Columna publicada el 3 de enero de 2015 en El Heraldo.

Según el senador Jorge Iván Ospina ya podrían llegar a ser un millón los colombianos afectados por el virus del chikunguña, que rápidamente se ha esparcido por todo el Caribe colombiano y ya empieza a llegar a la capital. Los medios anuncian que la epidemia es inminente lo cual no se refiere a que el virus sea una fuerza imbatible de la naturaleza, si no a que nuestros sistemas de detección temprana y contención de virus y enfermedades han fallado: hay mitos, desinformación, subregistro, y miles de charcos en donde puede reproducirse el mosquito, y ni siquiera se ha logrado dotar de manera oportuna y constante a la población de un medicamento tan silvestre como el acetaminofén (que ya empieza a escasear en las farmacias).

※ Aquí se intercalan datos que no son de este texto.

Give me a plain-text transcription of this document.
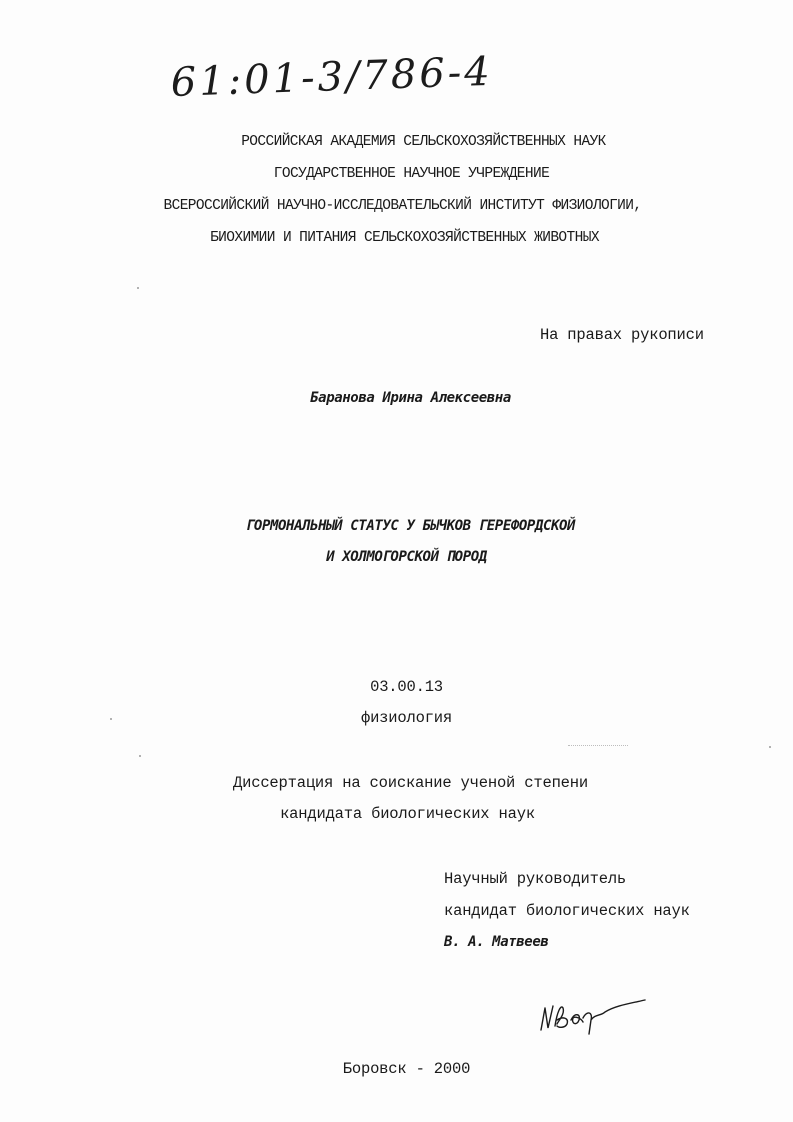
61:01-3/786-4
РОССИЙСКАЯ АКАДЕМИЯ СЕЛЬСКОХОЗЯЙСТВЕННЫХ НАУК
ГОСУДАРСТВЕННОЕ НАУЧНОЕ УЧРЕЖДЕНИЕ
ВСЕРОССИЙСКИЙ НАУЧНО-ИССЛЕДОВАТЕЛЬСКИЙ ИНСТИТУТ ФИЗИОЛОГИИ,
БИОХИМИИ И ПИТАНИЯ СЕЛЬСКОХОЗЯЙСТВЕННЫХ ЖИВОТНЫХ
На правах рукописи
Баранова Ирина Алексеевна
ГОРМОНАЛЬНЫЙ СТАТУС У БЫЧКОВ ГЕРЕФОРДСКОЙ
И ХОЛМОГОРСКОЙ ПОРОД
03.00.13
физиология
Диссертация на соискание ученой степени
кандидата биологических наук
Научный руководитель
кандидат биологических наук
В. А. Матвеев
Боровск - 2000
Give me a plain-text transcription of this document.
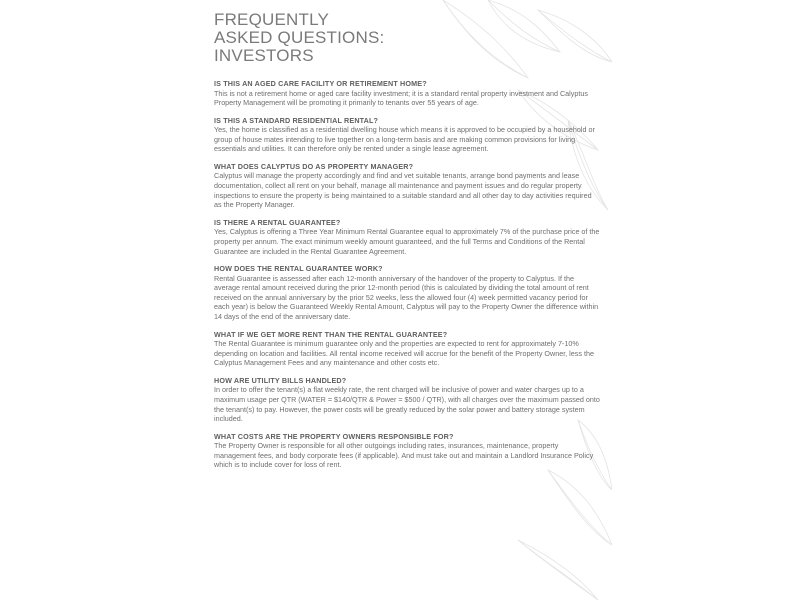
FREQUENTLY
ASKED QUESTIONS:
INVESTORS

IS THIS AN AGED CARE FACILITY OR RETIREMENT HOME?

This is not a retirement home or aged care facility investment; it is a standard rental property investment and Calyptus Property Management will be promoting it primarily to tenants over 55 years of age.

IS THIS A STANDARD RESIDENTIAL RENTAL?

Yes, the home is classified as a residential dwelling house which means it is approved to be occupied by a household or group of house mates intending to live together on a long-term basis and are making common provisions for living essentials and utilities. It can therefore only be rented under a single lease agreement.

WHAT DOES CALYPTUS DO AS PROPERTY MANAGER?

Calyptus will manage the property accordingly and find and vet suitable tenants, arrange bond payments and lease documentation, collect all rent on your behalf, manage all maintenance and payment issues and do regular property inspections to ensure the property is being maintained to a suitable standard and all other day to day activities required as the Property Manager.

IS THERE A RENTAL GUARANTEE?

Yes, Calyptus is offering a Three Year Minimum Rental Guarantee equal to approximately 7% of the purchase price of the property per annum. The exact minimum weekly amount guaranteed, and the full Terms and Conditions of the Rental Guarantee are included in the Rental Guarantee Agreement.

HOW DOES THE RENTAL GUARANTEE WORK?

Rental Guarantee is assessed after each 12-month anniversary of the handover of the property to Calyptus. If the average rental amount received during the prior 12-month period (this is calculated by dividing the total amount of rent received on the annual anniversary by the prior 52 weeks, less the allowed four (4) week permitted vacancy period for each year) is below the Guaranteed Weekly Rental Amount, Calyptus will pay to the Property Owner the difference within 14 days of the end of the anniversary date.

WHAT IF WE GET MORE RENT THAN THE RENTAL GUARANTEE?

The Rental Guarantee is minimum guarantee only and the properties are expected to rent for approximately 7-10% depending on location and facilities. All rental income received will accrue for the benefit of the Property Owner, less the Calyptus Management Fees and any maintenance and other costs etc.

HOW ARE UTILITY BILLS HANDLED?

In order to offer the tenant(s) a flat weekly rate, the rent charged will be inclusive of power and water charges up to a maximum usage per QTR (WATER = $140/QTR & Power = $500 / QTR), with all charges over the maximum passed onto the tenant(s) to pay. However, the power costs will be greatly reduced by the solar power and battery storage system included.

WHAT COSTS ARE THE PROPERTY OWNERS RESPONSIBLE FOR?

The Property Owner is responsible for all other outgoings including rates, insurances, maintenance, property management fees, and body corporate fees (if applicable). And must take out and maintain a Landlord Insurance Policy which is to include cover for loss of rent.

El chikunguña no suele ser un virus letal y, una vez contraído, el cuerpo crea defensas que le dan inmunidad. Sin embargo, los síntomas pueden aparecer dos o tres meses después del inicio de la enfermedad, y algunos pacientes pueden presentar síntomas reumáticos, y exacerbación del dolor en articulaciones y huesos previamente lesionados. Esta será la condición de muchísimos colombianos durante los próximos 2 o 3 años y eso sin duda tendrá efectos tanto económicos como sociales y en todo lo referente al bienestar general de la población. Es difícil ufanarse del progreso cuando una epidemia anunciada y controlable logra tumbar a una porción importante de la población. Y eso que no ha llegado el verano, ni las lluvias, ni el turismo de Semana Santa.

Es evidente que el Caribe colombiano es especialmente vulnerable a cualquier epidemia y no es porque esté ubicado en un “trópico mortal”, es porque tiene problemas estructurales: pobreza, barrios de invasión, bajos niveles de alfabetización, deficiente servicio médico. Estos son los problemas a los que se enfrenta a la población, siempre, todo el año, y la epidemia de chikunguña simplemente los hace más visibles. Del inminente desastre en salud pública queda la posibilidad de identificar los puntos débiles de todo el sistema, así como un mandato a alcaldes y gobernadores para que se tomen en serio los problemas de educación, salud e infraestructura de los que muchos son directamente responsables. No se puede culpar al chikunguña de lo que no ha hecho el gobierno.

Mientras tanto, es deber de la opinión pública frenar la idea de que el virus es un romántico suceso macondiano, uno más de los inclementes, impredecibles, e incontrolables azotes de la naturaleza, que llegan con inusitada regularidad cada año y para los que nunca, nunca estamos preparados.